La polizia sul luogo dell'agguato
La polizia sul luogo dell'agguato

Napoli, 10 ottobre 2021 -  Uno sgarro nel mondo del piccolo spaccio di droga e il boss non gliel'ha perdonato. Per questo Luigi Giuseppe Fiorillo, pregiudicato di 19 anni, del quartiere di Secondigliano a Napoli, sarebbe stato ucciso nella notte nel cuore del quartiere bunker conosciuto come Terzo Mondo, liì dove vivono i boss. Ucciso dal suo stesso clan, i Di Lauro.
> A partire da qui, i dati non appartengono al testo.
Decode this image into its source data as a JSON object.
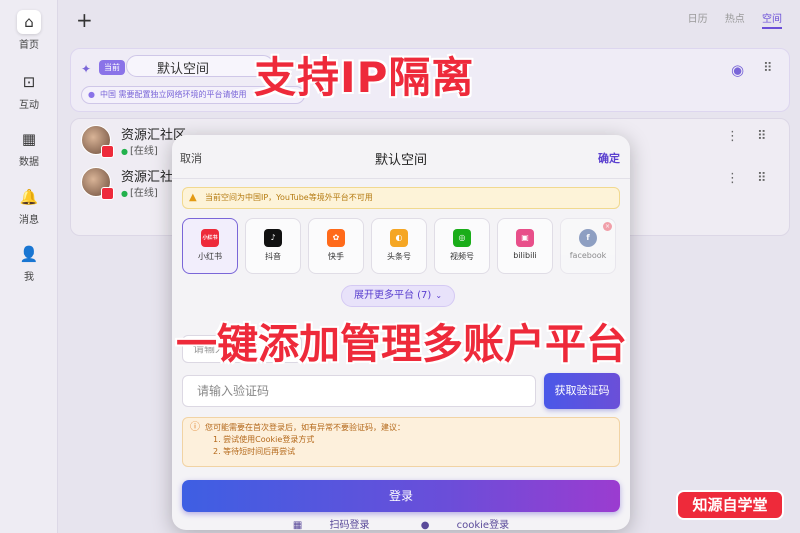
{
  "nav": [
    {
      "icon": "⌂",
      "label": "首页"
    },
    {
      "icon": "⊡",
      "label": "互动"
    },
    {
      "icon": "▦",
      "label": "数据"
    },
    {
      "icon": "🔔",
      "label": "消息"
    },
    {
      "icon": "👤",
      "label": "我"
    }
  ],
  "topbar": {
    "add": "+",
    "tabs": [
      "日历",
      "热点",
      "空间"
    ]
  },
  "workspace": {
    "badge": "当前",
    "name": "默认空间",
    "notice": "中国 需要配置独立网络环境的平台请使用"
  },
  "headline_top": "支持IP隔离",
  "accounts": [
    {
      "name": "资源汇社区",
      "status": "在线"
    },
    {
      "name": "资源汇社区",
      "status": "在线"
    }
  ],
  "modal": {
    "cancel": "取消",
    "title": "默认空间",
    "confirm": "确定",
    "warning": "当前空间为中国IP，YouTube等境外平台不可用",
    "platforms": [
      {
        "label": "小红书",
        "color": "#ee2a3a",
        "glyph": "小红书"
      },
      {
        "label": "抖音",
        "color": "#111111",
        "glyph": "♪"
      },
      {
        "label": "快手",
        "color": "#ff6a1a",
        "glyph": "✿"
      },
      {
        "label": "头条号",
        "color": "#f5a623",
        "glyph": "◐"
      },
      {
        "label": "视频号",
        "color": "#1aad19",
        "glyph": "◎"
      },
      {
        "label": "bilibili",
        "color": "#e84f8a",
        "glyph": "▣"
      },
      {
        "label": "facebook",
        "color": "#3b5998",
        "glyph": "f"
      }
    ],
    "expand": "展开更多平台 (7)",
    "phone_placeholder": "请输入手机号",
    "code_placeholder": "请输入验证码",
    "get_code": "获取验证码",
    "tips_title": "您可能需要在首次登录后，如有异常不要验证码，建议：",
    "tips_1": "1. 尝试使用Cookie登录方式",
    "tips_2": "2. 等待短时间后再尝试",
    "login": "登录",
    "qr_login": "扫码登录",
    "cookie_login": "cookie登录"
  },
  "headline_mid": "一键添加管理多账户平台",
  "brand": "知源自学堂"
}
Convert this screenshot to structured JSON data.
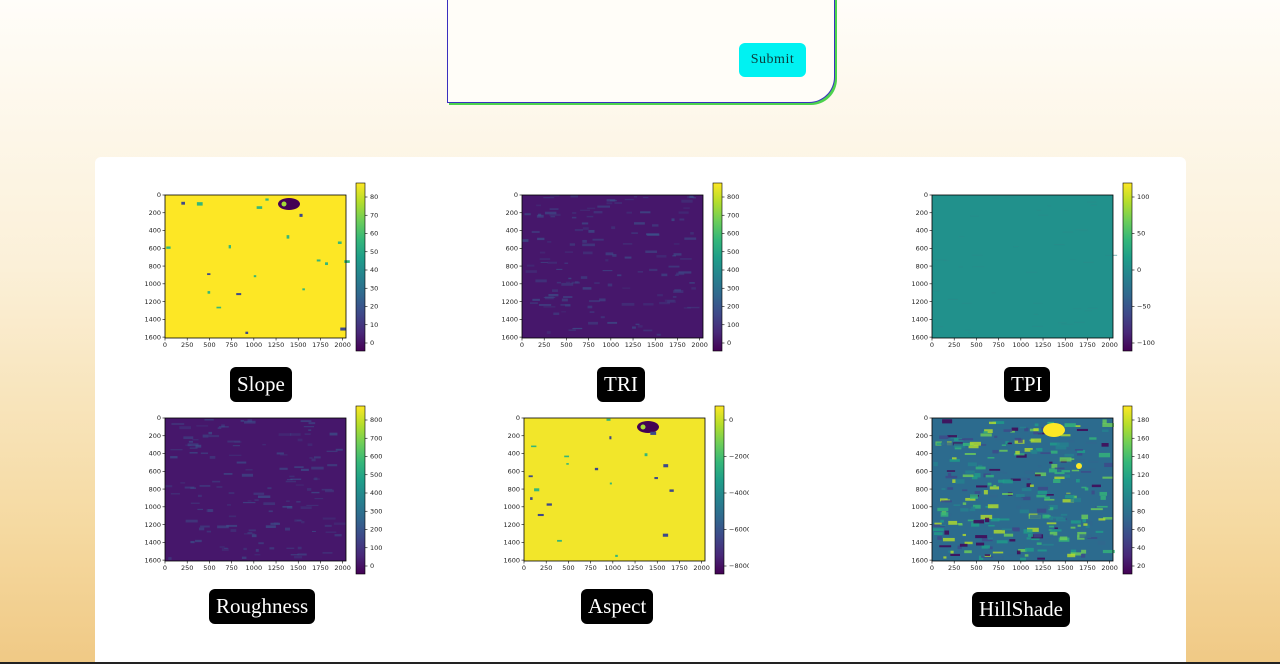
{
  "form": {
    "submit_label": "Submit"
  },
  "plots": [
    {
      "key": "slope",
      "label": "Slope",
      "kind": "slope",
      "cbar_ticks": [
        "80",
        "70",
        "60",
        "50",
        "40",
        "30",
        "20",
        "10",
        "0"
      ]
    },
    {
      "key": "tri",
      "label": "TRI",
      "kind": "rough",
      "cbar_ticks": [
        "800",
        "700",
        "600",
        "500",
        "400",
        "300",
        "200",
        "100",
        "0"
      ]
    },
    {
      "key": "tpi",
      "label": "TPI",
      "kind": "tpi",
      "cbar_ticks": [
        "100",
        "50",
        "0",
        "−50",
        "−100"
      ]
    },
    {
      "key": "roughness",
      "label": "Roughness",
      "kind": "rough",
      "cbar_ticks": [
        "800",
        "700",
        "600",
        "500",
        "400",
        "300",
        "200",
        "100",
        "0"
      ]
    },
    {
      "key": "aspect",
      "label": "Aspect",
      "kind": "aspect",
      "cbar_ticks": [
        "0",
        "−2000",
        "−4000",
        "−6000",
        "−8000"
      ]
    },
    {
      "key": "hillshade",
      "label": "HillShade",
      "kind": "hill",
      "cbar_ticks": [
        "180",
        "160",
        "140",
        "120",
        "100",
        "80",
        "60",
        "40",
        "20"
      ]
    }
  ],
  "axes": {
    "x_ticks": [
      "0",
      "250",
      "500",
      "750",
      "1000",
      "1250",
      "1500",
      "1750",
      "2000"
    ],
    "y_ticks": [
      "0",
      "200",
      "400",
      "600",
      "800",
      "1000",
      "1200",
      "1400",
      "1600"
    ]
  },
  "colors": {
    "viridis_yellow": "#fde725",
    "viridis_purple": "#440154",
    "viridis_teal": "#21918c",
    "accent_cyan": "#00f2f2"
  }
}
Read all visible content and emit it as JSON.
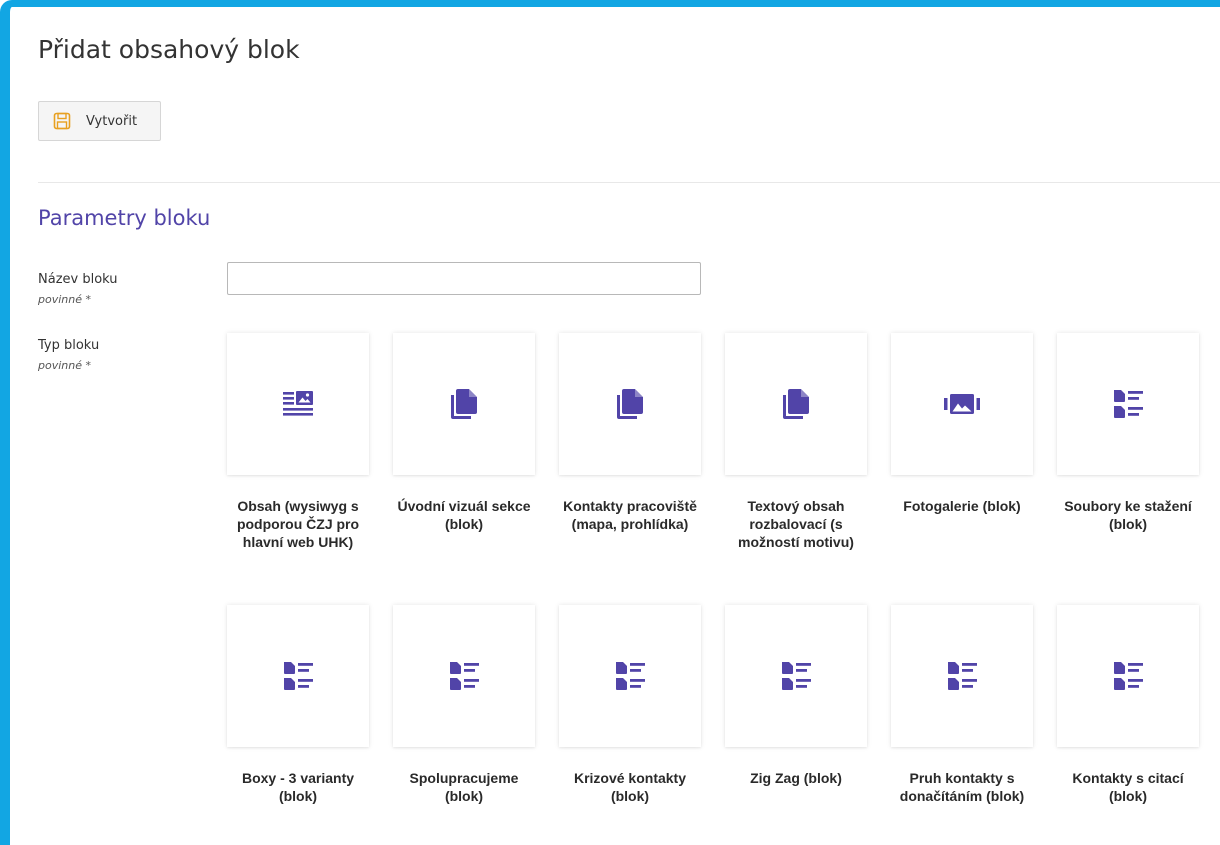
{
  "page": {
    "title": "Přidat obsahový blok"
  },
  "toolbar": {
    "create_label": "Vytvořit",
    "create_icon": "floppy-disk-icon"
  },
  "section": {
    "title": "Parametry bloku"
  },
  "fields": {
    "name": {
      "label": "Název bloku",
      "required_note": "povinné *",
      "value": ""
    },
    "type": {
      "label": "Typ bloku",
      "required_note": "povinné *"
    }
  },
  "colors": {
    "accent": "#12a6e3",
    "icon": "#5144a8",
    "heading": "#5144a8",
    "icon_save": "#e8a020"
  },
  "block_types": [
    {
      "label": "Obsah (wysiwyg s podporou ČZJ pro hlavní web UHK)",
      "icon": "article-image-icon"
    },
    {
      "label": "Úvodní vizuál sekce (blok)",
      "icon": "copy-documents-icon"
    },
    {
      "label": "Kontakty pracoviště (mapa, prohlídka)",
      "icon": "copy-documents-icon"
    },
    {
      "label": "Textový obsah rozbalovací (s možností motivu)",
      "icon": "copy-documents-icon"
    },
    {
      "label": "Fotogalerie (blok)",
      "icon": "photo-gallery-icon"
    },
    {
      "label": "Soubory ke stažení (blok)",
      "icon": "file-list-icon"
    },
    {
      "label": "Boxy - 3 varianty (blok)",
      "icon": "file-list-icon"
    },
    {
      "label": "Spolupracujeme (blok)",
      "icon": "file-list-icon"
    },
    {
      "label": "Krizové kontakty (blok)",
      "icon": "file-list-icon"
    },
    {
      "label": "Zig Zag (blok)",
      "icon": "file-list-icon"
    },
    {
      "label": "Pruh kontakty s donačítáním (blok)",
      "icon": "file-list-icon"
    },
    {
      "label": "Kontakty s citací (blok)",
      "icon": "file-list-icon"
    }
  ]
}
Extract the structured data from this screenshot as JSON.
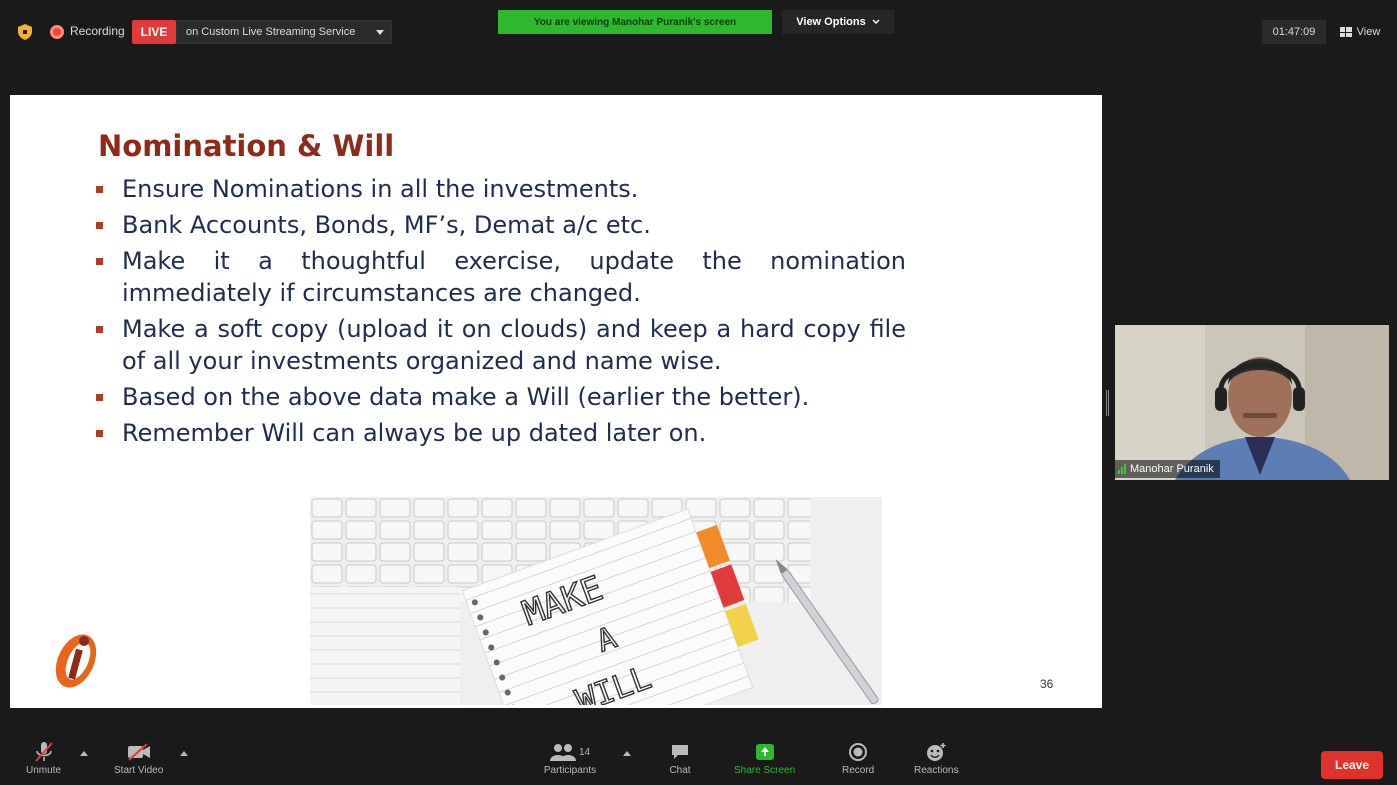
{
  "topbar": {
    "recording_label": "Recording",
    "live_label": "LIVE",
    "stream_service": "on Custom Live Streaming Service",
    "viewing_banner": "You are viewing Manohar Puranik's screen",
    "view_options_label": "View Options",
    "timer": "01:47:09",
    "view_label": "View"
  },
  "slide": {
    "title": "Nomination & Will",
    "bullets": [
      "Ensure Nominations in all the investments.",
      "Bank Accounts, Bonds, MF’s, Demat a/c etc.",
      "Make it a thoughtful exercise, update the nomination immediately if circumstances are changed.",
      "Make a soft copy (upload it on clouds) and keep a hard copy file of all your investments organized and name wise.",
      "Based on the above data make a Will (earlier the better).",
      "Remember Will can always be up dated later on."
    ],
    "image_text": [
      "MAKE",
      "A",
      "WILL"
    ],
    "page_number": "36",
    "colors": {
      "title": "#8e2a1c",
      "body": "#1f2d4d",
      "bullet": "#b33a2b",
      "logo": "#e8651a"
    }
  },
  "participant": {
    "name": "Manohar Puranik"
  },
  "toolbar": {
    "unmute_label": "Unmute",
    "start_video_label": "Start Video",
    "participants_label": "Participants",
    "participants_count": "14",
    "chat_label": "Chat",
    "share_screen_label": "Share Screen",
    "record_label": "Record",
    "reactions_label": "Reactions",
    "leave_label": "Leave",
    "colors": {
      "share": "#2fb82f",
      "leave": "#e0322b"
    }
  }
}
Questa la pista maggiormente battuta in queste ore dagli investigatori che stanno provando ad individuare con precisione dinamica e movente. Due, in sella a uno scooter sarebbero arrivati in via dell'Arco, sotto casa del capoclan, e fatto fuoco contro il giovane che era in compagnia di una decina di persone. Nessun testimone, nessuna telecamera. Ma un sospettato potrebbe essere stato individuato. L'omicidio ha anche un valore simbolico, essendo stato commesso sotto casa del boss.

La polizia sul luogo dell'agguato

Un ragazzo di 19 anni, Luigi Giuseppe Fiorillo, pregiudicato, è stato ucciso la scorsa notte a Napoli a colpi di arma da fuoco. Il corpo senza vita di Fiorillo è stato trovato dagli agenti della Polizia di Stato in via dell'Arco, nel quartiere Secondigliano, intervenuti a seguito della segnalazione dell'esplosione di diversi colpi d'arma da fuoco poco prima di mezzanotte. Il 19enne è stato raggiunto da circa 10 colpi. Il corpo è stato portato all'istituto di medicina legale del Secondo policlinico, a disposizione dell'autorità giudiziaria. Indaga la Squadra mobile di Napoli.